Next to landfilling, incineration is the “other” major disposal option. Advocates will be quick to tell you that humans have been burning garbage just about as long as they have been burying it.
A lot of people will also make sure to say that incineration is better than landfilling, particularly if your incineration is WTE (WTE is Waste to Energy, which basically means you stick a powerplant on top of your burning garbage and create electricity and steam). Landfills are usually considered to be about the worst (and cheapest) means of disposal, while incineration occupies a slightly more lofty status.
“A solid waste hierarchy gives preference to energy-from-waste over landfills because EFW reduces the volume of waste by 90%, destroys bacteria and pollutants, prevents methane from being created, saves valuable land, recovers more energy from trash, and creates a more sustainable municipal waste management system,” according to the Canadian Energy-From-Waste Coalition.
The problems you’ll hear about when it comes to incineration are air pollution, ashes, and debts.
“Incinerators produce a variety of toxic discharges to the air, water and ground that are significant sources of a range of powerful pollutants, including dioxin and other chlorinated organic compounds that are well-known for their toxic impacts on human health and the environment,” says the Global Anti-Incinerator Alliance.
Garbage doesn’t burn up entirely, and every incinerator I’ve ever heard of produces ashes. The bottom ash (ash that is left over from combustion) isn’t generally considered hazardous, but fly-ash (the ashes that get captured through filtration of incinerator off-gasses) often are.
Debts enter into the picture because incinerators generally cost quite a bit to build and “Even if the incinerator is privately owned and operated, it puts a strain on the municipal budget, in a way.
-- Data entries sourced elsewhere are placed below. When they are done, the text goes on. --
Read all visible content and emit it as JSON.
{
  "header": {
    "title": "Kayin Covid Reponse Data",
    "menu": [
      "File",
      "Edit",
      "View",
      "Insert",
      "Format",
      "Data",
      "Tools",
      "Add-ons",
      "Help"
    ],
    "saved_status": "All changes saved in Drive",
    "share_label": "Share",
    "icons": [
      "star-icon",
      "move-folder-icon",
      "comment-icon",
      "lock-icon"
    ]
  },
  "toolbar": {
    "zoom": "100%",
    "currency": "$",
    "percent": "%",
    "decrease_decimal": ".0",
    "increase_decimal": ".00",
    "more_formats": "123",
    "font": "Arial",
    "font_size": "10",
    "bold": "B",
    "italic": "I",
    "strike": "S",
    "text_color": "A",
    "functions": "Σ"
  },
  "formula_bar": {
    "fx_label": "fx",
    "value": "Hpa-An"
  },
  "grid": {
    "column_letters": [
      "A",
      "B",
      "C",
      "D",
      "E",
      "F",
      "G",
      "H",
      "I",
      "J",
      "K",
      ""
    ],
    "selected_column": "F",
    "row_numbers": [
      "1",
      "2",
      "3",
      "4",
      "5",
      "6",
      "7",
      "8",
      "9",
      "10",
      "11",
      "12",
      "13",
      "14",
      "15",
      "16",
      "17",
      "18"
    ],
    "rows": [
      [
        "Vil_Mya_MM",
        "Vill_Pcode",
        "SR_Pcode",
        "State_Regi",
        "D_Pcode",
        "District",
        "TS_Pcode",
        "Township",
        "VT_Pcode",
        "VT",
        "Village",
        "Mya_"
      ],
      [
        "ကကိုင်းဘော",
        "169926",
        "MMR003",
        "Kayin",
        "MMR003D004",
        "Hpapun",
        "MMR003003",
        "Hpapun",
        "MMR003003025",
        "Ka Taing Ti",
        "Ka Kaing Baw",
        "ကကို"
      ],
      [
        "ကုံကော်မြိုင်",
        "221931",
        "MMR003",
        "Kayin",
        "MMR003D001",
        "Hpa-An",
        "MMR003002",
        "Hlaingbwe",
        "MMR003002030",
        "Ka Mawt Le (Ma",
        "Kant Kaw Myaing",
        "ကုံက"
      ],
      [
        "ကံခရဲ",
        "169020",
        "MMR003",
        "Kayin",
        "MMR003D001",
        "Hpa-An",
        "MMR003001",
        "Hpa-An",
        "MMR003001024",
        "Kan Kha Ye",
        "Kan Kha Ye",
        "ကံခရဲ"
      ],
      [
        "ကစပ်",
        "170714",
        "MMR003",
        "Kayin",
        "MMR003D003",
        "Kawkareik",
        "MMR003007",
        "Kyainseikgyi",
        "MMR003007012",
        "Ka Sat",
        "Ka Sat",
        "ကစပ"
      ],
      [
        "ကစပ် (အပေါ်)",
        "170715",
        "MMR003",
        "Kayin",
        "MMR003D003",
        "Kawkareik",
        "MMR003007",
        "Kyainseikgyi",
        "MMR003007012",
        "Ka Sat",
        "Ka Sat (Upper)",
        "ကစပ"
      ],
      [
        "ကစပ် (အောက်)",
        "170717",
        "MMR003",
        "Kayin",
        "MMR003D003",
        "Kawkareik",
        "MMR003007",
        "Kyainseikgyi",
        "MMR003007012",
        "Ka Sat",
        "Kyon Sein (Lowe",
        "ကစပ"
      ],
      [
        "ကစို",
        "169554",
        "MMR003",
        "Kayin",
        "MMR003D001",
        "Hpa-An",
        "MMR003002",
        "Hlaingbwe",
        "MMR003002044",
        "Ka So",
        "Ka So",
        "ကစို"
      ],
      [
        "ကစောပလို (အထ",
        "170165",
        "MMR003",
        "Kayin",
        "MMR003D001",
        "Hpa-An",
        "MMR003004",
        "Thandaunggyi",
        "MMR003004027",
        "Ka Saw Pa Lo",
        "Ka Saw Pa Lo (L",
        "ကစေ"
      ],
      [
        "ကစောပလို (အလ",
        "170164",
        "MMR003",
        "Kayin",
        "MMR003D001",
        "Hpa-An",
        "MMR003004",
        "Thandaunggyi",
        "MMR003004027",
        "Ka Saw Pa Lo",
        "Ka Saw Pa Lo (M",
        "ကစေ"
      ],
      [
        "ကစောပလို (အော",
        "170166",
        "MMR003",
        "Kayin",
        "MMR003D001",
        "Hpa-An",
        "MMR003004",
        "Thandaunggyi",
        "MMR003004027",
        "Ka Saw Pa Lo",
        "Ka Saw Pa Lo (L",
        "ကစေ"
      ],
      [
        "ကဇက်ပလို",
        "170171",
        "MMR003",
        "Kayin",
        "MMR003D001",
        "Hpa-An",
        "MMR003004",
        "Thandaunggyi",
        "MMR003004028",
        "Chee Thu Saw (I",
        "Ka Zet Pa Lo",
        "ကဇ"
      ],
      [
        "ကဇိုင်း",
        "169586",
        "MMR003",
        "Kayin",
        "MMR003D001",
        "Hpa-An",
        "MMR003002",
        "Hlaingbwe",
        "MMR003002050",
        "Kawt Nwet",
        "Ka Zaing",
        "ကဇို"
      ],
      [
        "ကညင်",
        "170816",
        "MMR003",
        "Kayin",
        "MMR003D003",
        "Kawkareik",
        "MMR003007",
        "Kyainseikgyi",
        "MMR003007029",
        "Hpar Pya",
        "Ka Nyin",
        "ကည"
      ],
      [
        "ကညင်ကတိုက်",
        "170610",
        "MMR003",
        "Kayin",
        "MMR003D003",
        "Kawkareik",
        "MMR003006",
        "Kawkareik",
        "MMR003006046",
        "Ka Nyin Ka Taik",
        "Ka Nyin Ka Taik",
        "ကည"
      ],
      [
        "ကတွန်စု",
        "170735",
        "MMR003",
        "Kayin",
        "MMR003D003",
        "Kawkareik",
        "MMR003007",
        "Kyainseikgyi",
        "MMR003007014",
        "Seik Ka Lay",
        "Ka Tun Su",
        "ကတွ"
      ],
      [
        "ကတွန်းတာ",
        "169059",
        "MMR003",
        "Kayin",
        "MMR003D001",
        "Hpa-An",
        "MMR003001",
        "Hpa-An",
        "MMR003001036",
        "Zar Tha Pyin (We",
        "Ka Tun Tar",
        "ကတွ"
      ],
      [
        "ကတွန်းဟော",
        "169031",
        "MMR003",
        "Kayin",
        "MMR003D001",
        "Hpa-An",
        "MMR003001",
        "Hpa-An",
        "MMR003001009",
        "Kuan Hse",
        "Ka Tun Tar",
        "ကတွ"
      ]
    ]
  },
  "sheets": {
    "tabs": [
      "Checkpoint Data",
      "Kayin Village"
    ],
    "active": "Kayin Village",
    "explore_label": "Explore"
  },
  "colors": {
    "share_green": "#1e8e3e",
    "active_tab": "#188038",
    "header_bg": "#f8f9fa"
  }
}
The municipality is “indebted” in the sense that it usually has to promise to deliver sufficient burnable trash to the incinerator throughout its lifetime or pay a penalty for any shortfall–what is called a “put-or-pay” contract.” (Porter, 72).
Hopefully you get the sense that there is not a lot of agreement about what the best way to get rid of garbage really is. The incinerator people say landfills pump methane into the air, toxic leachate into the water, and create toxic waste dumps mummified for the future. The landfill people say incinerators put really bad toxins into the air, are inflexible and expensive, and ultimately produce ash that has to be landfilled anyway.
My sense from the situation in Vancouver, BC, is that the one incinerator they have, burning about 25% of Metro Vancouver’s garbage, has been a good choice, even though it does create air pollution. They are planning on building more incinerator capacity near Vancouver in an effort to reduce landfill numbers. There’s a rousing argument around the topic which you can find online pretty easily.
Metro Vancouver has some lofty goals for recycling numbers: they want to divert seventy percent of their solid waste from the waste disposal stream by 2015. According to Metro Vancouver’s Integrated Solid Waste and Resource Management Plan, incineration is considered diversion as long as you are using the heat from incineration for something. You can begin to understand why Metro Vancouver seems more attached to incineration than landfilling.